I just wanted to get away from the food.” She went on.Annie continued. “I was even told that because I was so small, I was at risk of having a heart attack.” I couldn’t even stand up without passing out. Looking back at the photos I took, I was frightening to look at, but all I wanted was to get smaller and smaller every day.”Annie was diagnosed with anorexia in 2012 as a result of her dieting. She went to Monkton Combe boarding school in Bath, England.
This is where she was bullied about her weight by her peers and had a strained relationship with her parents.Despite finishing her GCSEs, her weight loss had an impact on her academic performance and forced her to withdraw from sports teams. Instead, due to growing concerns about her well-being, school nurses closely monitored her health. “I used to be very active, I was involved in athletics, hockey, tennis, javelin, and netball, and I absolutely loved it.”
She stated.”When I started losing a lot of weight, the nurses became so concerned that I was removed from the teams because I didn’t have any more weight to physically lose.” I started slowly and people said I looked great when I first started, so I kept dieting. “The only thing I could control was my weight.” She continued.”When things were bad at home, I lost more weight, and then I started getting bullied at school for being so thin.”
My grandfather would tell me to eat a chocolate cake and you’d be out of there in no time, but it’s difficult to explain what you’re going through. Nobody or anything was looking up to me. I was only doing it for myself because I wanted to be smaller.” Looking back, Annie said.Although it hasn’t been an easy road, Annie is determined to live as normally as possible while on the mend.

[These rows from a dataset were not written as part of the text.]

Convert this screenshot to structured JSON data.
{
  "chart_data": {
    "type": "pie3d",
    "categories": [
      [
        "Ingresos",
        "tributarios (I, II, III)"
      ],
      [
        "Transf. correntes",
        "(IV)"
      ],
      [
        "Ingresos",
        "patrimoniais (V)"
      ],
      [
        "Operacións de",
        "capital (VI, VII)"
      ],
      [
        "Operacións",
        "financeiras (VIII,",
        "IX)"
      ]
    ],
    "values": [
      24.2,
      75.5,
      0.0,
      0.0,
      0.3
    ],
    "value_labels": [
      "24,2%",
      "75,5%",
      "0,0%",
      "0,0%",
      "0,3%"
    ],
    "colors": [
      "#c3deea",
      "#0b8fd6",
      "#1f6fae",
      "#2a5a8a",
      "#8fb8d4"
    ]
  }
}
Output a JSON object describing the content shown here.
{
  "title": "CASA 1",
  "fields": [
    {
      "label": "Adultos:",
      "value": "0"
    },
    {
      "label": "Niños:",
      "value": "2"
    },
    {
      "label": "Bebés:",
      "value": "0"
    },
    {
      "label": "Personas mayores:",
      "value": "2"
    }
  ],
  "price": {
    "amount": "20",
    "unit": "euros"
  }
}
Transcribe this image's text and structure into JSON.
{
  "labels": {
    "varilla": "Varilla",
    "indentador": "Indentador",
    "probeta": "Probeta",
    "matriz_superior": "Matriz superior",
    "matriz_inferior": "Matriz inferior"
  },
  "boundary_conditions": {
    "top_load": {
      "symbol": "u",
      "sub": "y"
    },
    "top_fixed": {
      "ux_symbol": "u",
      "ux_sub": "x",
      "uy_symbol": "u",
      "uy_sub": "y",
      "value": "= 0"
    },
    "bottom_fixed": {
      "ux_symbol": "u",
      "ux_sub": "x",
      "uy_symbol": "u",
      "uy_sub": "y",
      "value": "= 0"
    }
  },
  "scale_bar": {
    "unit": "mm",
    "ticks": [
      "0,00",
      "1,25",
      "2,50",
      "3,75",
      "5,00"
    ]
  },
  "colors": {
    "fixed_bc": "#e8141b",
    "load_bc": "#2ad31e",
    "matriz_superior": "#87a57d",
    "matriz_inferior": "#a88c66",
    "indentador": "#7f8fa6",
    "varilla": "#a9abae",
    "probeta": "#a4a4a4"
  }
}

She decided to confront her eating disorder in October 2017 and began exercising again, as well as incorporating regular healthy and balanced meals into her routine. She returned to Derbyshire after finishing school, where she was helped by her uncle in overcoming her fear of weight gain. She changed her diet and now eats nutritious breakfasts like two crumpets and a cup of tea.
Lunch options include smashed avocado on toast with hummus, a poached egg, and cherry tomatoes, as well as a pasta salad or jacket potato with tuna and salad. Annie’s favorite snack is a protein bar. She also likes salmon with potatoes and vegetables, chicken risotto, and sweet chili noodles for dinner. Annie regrets not seeking help sooner, as it has harmed her education and prevented her from experiencing opportunities to travel the world.